Last week, Tyler and I ate something so good that I hurried home after I'd eaten every last crumb and began researching recipes. Over the course of the week, I began searching for the Russian equivalent of the ingredients (finding whole wheat flour is trickier than you'd expect) eagerly awaiting Sunday morning when I'd put the recipe to the test.
I came across a website that I'm very familiar with, Food 52, which happened to have what looked like a great and reliable recipe for Taskent Non. The author spent some time in Uzbekistan, the home to this bread, and raved about it in the same manner I had. I decided to give it a try, making a few tweaks here and there.
- 2 teaspoons active dry yeast
- 2 cups lukewarm water
- 2 teaspoons salt
- 1 cup whole wheat flour
- 4 cups all-purpose flour
- 2 tablespoons milk
- 1 tablespoon sesame seeds
Begin by putting the water, salt, and yeast into a large bowl. Mix it around until everything is fully dissolved. I find it's important to let the yeast mixture sit for about 10 minutes so it can activate.
Once, time is up, add the whole wheat flour, again mixing it until it's fully incorporated.
Then, add the all purpose flour, one cup at a time. Don't over mix or it will become tough.
You're going to have a sticky dough, very sticky, but that's what you want.
Pour the dough out onto a WELL-floured surface and knead until it's smooth and perfect like a baby's bottom (there just really isn't any better comparison).
Prepare a large, clean, dry bowl with just a smidge of flour at the bottom to keep it from sticking (don't oil it). Plop your gorgeous piece of bread-to-be into the bottom of it, cover with a clean kitchen towel and let it rest for about 2 hours in a warm place. We have a "fireplace" that acts as the perfect space heater/dough-riser.
There's just something about baking that puts me in a festive mood.
When your alarm rings, fetch your dough and place it back on the floured surface.

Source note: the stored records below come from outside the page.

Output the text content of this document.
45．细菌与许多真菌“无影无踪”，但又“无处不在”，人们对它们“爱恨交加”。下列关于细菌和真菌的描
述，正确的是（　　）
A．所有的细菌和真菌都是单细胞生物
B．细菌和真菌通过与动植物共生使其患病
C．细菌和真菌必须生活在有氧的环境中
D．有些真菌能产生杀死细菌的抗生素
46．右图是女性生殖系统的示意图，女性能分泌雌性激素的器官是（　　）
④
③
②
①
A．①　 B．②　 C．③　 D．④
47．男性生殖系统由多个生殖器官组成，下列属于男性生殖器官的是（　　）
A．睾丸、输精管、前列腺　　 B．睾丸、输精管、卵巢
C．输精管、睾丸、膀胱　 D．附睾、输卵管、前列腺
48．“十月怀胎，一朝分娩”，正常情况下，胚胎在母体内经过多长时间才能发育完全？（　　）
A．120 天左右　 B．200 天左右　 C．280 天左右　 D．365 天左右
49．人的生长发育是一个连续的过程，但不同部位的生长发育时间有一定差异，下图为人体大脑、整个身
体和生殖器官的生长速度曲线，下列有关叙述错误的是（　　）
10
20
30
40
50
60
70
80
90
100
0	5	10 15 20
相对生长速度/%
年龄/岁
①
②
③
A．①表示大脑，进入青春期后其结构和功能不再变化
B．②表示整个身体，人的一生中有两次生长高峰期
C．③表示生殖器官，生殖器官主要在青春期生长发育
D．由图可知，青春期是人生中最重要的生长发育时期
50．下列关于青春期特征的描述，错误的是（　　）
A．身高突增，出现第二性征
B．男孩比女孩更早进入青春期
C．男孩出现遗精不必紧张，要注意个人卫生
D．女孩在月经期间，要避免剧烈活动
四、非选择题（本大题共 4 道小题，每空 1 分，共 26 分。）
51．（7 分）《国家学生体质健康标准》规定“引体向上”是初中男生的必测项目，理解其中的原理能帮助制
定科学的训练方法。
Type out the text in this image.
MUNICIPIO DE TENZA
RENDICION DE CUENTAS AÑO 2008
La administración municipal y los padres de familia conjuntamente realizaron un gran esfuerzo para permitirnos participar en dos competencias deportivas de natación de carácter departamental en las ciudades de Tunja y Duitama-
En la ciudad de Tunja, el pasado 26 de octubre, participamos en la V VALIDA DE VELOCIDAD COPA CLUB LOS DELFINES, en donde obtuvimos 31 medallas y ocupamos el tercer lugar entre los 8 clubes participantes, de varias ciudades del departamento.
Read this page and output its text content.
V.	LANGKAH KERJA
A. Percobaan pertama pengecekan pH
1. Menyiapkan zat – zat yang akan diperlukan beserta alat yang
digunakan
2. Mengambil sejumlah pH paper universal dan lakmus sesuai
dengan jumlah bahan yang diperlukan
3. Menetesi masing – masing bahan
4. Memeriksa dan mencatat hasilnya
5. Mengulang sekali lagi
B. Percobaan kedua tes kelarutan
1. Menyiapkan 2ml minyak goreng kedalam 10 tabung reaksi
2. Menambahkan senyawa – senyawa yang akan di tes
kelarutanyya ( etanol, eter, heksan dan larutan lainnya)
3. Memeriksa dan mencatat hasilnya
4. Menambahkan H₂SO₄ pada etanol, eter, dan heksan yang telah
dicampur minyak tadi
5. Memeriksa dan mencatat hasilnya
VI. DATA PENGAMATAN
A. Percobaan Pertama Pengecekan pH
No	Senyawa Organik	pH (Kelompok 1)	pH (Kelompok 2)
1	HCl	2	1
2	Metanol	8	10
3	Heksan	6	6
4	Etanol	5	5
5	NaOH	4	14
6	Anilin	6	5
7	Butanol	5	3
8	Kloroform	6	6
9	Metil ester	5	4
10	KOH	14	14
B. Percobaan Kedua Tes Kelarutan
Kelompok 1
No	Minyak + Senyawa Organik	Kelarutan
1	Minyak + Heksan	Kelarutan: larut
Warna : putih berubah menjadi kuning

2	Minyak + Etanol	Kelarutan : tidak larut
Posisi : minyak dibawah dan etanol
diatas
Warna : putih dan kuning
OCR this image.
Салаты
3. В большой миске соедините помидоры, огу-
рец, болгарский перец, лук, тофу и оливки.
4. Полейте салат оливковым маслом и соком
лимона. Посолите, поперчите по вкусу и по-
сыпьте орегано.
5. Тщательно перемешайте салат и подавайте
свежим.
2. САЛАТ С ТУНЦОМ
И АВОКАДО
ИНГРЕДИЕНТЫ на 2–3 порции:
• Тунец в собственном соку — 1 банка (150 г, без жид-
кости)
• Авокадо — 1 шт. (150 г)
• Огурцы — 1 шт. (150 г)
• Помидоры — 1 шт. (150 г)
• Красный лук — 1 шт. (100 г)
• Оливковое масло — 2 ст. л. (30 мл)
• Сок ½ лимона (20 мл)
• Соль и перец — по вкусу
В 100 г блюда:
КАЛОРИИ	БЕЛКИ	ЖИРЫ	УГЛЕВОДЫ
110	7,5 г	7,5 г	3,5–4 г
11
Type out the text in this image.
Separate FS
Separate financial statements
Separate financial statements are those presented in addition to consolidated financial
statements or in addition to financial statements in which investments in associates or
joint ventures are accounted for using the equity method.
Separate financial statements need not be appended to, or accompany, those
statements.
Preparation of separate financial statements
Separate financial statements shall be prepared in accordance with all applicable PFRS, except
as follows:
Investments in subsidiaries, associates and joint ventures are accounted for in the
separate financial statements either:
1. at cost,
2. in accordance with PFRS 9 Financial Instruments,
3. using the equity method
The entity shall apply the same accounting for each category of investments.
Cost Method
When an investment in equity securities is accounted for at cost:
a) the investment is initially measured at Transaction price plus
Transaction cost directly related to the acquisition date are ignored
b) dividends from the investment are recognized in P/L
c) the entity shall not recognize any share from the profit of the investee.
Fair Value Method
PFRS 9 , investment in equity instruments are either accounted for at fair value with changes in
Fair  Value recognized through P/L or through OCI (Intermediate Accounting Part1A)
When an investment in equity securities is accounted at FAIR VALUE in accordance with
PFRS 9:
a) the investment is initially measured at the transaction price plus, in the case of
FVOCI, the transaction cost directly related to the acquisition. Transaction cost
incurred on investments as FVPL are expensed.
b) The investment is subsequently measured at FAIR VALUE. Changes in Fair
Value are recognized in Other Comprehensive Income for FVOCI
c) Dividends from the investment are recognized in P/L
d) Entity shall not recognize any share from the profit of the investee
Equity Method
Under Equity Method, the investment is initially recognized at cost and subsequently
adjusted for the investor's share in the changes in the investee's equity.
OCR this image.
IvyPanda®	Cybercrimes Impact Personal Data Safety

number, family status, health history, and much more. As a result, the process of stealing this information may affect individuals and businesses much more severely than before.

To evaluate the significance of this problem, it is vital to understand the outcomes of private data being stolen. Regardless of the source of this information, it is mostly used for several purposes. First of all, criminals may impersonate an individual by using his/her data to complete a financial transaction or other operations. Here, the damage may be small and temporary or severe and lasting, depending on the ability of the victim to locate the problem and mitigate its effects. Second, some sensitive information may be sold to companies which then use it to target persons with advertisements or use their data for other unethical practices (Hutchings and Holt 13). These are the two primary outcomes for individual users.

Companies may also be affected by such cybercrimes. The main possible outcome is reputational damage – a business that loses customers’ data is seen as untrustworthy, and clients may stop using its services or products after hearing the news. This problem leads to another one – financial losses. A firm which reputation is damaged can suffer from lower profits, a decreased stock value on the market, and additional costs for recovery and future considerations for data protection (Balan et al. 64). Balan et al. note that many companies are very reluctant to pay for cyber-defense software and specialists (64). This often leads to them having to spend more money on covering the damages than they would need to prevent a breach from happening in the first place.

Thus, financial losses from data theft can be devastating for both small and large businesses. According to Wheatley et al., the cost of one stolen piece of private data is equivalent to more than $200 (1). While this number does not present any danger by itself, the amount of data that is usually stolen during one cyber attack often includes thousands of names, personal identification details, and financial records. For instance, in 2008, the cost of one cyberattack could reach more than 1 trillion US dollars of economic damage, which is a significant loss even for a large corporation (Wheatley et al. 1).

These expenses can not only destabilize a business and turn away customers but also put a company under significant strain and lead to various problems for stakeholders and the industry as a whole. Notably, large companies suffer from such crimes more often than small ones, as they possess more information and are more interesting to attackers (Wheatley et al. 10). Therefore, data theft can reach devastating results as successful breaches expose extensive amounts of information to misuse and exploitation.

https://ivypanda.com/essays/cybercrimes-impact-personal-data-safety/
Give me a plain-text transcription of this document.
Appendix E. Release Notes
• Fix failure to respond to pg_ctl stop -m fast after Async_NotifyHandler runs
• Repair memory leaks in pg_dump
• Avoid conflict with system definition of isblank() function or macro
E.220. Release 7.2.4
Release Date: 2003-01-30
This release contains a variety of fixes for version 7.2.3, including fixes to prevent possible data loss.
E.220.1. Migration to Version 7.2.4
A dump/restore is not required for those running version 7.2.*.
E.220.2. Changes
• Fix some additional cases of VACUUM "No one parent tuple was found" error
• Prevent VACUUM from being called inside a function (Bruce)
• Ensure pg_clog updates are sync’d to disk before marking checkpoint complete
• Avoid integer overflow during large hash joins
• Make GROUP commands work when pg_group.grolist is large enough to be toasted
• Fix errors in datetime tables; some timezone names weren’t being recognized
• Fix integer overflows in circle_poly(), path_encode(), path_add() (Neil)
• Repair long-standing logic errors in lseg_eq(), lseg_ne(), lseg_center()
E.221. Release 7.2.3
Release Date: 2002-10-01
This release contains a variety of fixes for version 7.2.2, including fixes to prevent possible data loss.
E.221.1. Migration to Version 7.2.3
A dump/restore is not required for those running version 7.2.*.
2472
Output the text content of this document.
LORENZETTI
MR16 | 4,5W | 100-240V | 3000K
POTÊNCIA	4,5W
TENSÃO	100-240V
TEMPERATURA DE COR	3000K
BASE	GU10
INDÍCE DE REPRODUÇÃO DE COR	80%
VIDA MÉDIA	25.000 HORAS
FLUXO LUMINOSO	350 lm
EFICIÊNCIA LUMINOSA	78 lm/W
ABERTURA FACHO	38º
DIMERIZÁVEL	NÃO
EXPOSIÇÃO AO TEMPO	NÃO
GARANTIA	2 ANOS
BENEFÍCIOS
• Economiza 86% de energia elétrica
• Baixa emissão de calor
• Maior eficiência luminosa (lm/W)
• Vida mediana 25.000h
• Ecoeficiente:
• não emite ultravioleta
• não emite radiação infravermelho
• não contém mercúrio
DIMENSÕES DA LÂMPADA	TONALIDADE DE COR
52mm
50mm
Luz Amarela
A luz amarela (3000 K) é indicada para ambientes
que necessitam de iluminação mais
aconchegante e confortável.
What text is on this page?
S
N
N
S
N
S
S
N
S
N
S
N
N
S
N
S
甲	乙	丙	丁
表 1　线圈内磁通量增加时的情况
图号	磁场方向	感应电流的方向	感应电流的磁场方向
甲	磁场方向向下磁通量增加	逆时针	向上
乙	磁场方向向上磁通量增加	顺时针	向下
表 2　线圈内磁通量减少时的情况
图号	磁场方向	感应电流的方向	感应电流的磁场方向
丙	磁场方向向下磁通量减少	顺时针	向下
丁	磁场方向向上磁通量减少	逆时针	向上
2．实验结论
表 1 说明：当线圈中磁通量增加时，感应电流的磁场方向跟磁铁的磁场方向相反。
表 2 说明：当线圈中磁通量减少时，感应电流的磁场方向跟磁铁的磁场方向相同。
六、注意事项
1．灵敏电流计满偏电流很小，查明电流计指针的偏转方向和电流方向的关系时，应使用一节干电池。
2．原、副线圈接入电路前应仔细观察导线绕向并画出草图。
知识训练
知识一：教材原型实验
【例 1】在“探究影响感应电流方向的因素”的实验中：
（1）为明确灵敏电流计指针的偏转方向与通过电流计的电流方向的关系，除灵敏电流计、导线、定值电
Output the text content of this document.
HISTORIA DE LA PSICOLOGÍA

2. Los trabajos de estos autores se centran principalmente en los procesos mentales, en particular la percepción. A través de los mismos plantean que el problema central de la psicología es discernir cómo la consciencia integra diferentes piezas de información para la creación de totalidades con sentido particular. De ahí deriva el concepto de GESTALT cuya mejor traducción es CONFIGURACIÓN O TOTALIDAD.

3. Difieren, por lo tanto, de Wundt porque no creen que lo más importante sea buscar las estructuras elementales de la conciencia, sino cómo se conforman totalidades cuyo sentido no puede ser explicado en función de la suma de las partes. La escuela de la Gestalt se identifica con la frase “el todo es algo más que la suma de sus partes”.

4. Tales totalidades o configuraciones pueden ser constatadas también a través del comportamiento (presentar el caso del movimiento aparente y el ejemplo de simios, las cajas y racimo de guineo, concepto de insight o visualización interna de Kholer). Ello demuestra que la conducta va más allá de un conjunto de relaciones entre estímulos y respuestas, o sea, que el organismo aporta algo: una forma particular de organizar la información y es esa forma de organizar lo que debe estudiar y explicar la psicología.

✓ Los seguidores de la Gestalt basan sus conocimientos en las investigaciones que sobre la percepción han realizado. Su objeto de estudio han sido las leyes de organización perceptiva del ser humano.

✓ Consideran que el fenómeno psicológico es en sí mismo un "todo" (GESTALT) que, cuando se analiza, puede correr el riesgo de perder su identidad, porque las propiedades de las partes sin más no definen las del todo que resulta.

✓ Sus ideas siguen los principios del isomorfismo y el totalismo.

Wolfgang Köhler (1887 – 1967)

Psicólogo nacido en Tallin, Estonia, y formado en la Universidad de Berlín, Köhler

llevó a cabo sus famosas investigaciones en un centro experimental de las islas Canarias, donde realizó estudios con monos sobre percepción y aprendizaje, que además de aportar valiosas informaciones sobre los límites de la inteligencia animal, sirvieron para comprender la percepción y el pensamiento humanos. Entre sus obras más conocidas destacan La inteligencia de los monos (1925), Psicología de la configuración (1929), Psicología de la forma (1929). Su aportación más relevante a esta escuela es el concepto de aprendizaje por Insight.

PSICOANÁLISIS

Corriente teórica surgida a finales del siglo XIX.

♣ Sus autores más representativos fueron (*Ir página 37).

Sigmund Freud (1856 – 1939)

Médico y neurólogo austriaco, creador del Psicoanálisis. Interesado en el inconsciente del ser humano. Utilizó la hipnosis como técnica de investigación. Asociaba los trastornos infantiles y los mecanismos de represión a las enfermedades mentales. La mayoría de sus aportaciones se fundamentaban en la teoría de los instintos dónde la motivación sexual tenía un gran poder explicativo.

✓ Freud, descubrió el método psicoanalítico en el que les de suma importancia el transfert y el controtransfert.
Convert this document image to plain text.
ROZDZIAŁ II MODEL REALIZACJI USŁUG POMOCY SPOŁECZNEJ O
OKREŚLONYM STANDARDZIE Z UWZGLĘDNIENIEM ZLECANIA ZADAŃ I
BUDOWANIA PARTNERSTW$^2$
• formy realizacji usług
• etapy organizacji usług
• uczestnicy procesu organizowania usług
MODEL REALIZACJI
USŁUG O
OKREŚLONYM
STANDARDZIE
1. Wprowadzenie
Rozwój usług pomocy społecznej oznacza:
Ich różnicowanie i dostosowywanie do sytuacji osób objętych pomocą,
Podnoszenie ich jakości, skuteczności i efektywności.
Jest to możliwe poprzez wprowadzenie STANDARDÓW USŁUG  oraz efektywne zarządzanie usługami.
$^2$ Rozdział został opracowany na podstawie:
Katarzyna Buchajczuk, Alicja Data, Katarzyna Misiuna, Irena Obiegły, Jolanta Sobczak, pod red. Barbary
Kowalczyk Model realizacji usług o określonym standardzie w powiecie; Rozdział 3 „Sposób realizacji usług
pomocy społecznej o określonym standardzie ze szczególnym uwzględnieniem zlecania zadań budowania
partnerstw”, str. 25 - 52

Cut the dough into 4-6 even-sized pieces, depending on how big you want your loaves. Form each piece into "low-domed rounds" and cover once more for 20 minutes this time.
If your work station happens to be warm, just cover them right there on the counter, otherwise, transfer them to a baking sheet and move to a warm place.
While your babies are taking their final rest, begin preheating your over to 425°F with a baking stone if you have it. I don't, so I just used a regular baking sheet.
Before putting the bread into the oven, press your fingers into the center of each round.
Pierce the indent with a fork a few times, making a pretty pattern if you're up to it, then brush the top with milk or olive oil.
Next, sprinkle a few sesame seeds over them.
Transfer each one to the preheated stone or sheet and bake for about 15 minutes. Keep an eye out for a brown and crusty crust.
As soon as they're out of the oven, grab a kitchen towel or oven mitt, and cut one in half. It's best straight out of the oven. Tyler took his with some brie which melted all over the place (no complaints from him) and salami.
There are lots of things that I treasure in the world, and hot, steaming bread straight from the oven is most certainly one of them.
NOTE: My bread did not turn out like what I had at the restaurant or like the image in the link to this recipe. I should have pressed each loaf down with my fist instead of my fingers, and I think the flour I used might have had something to do with it, too. The loaves came out so flavorfully with a lovely crust and soft center anyways that I recommend you give it a try this way. Happy baking!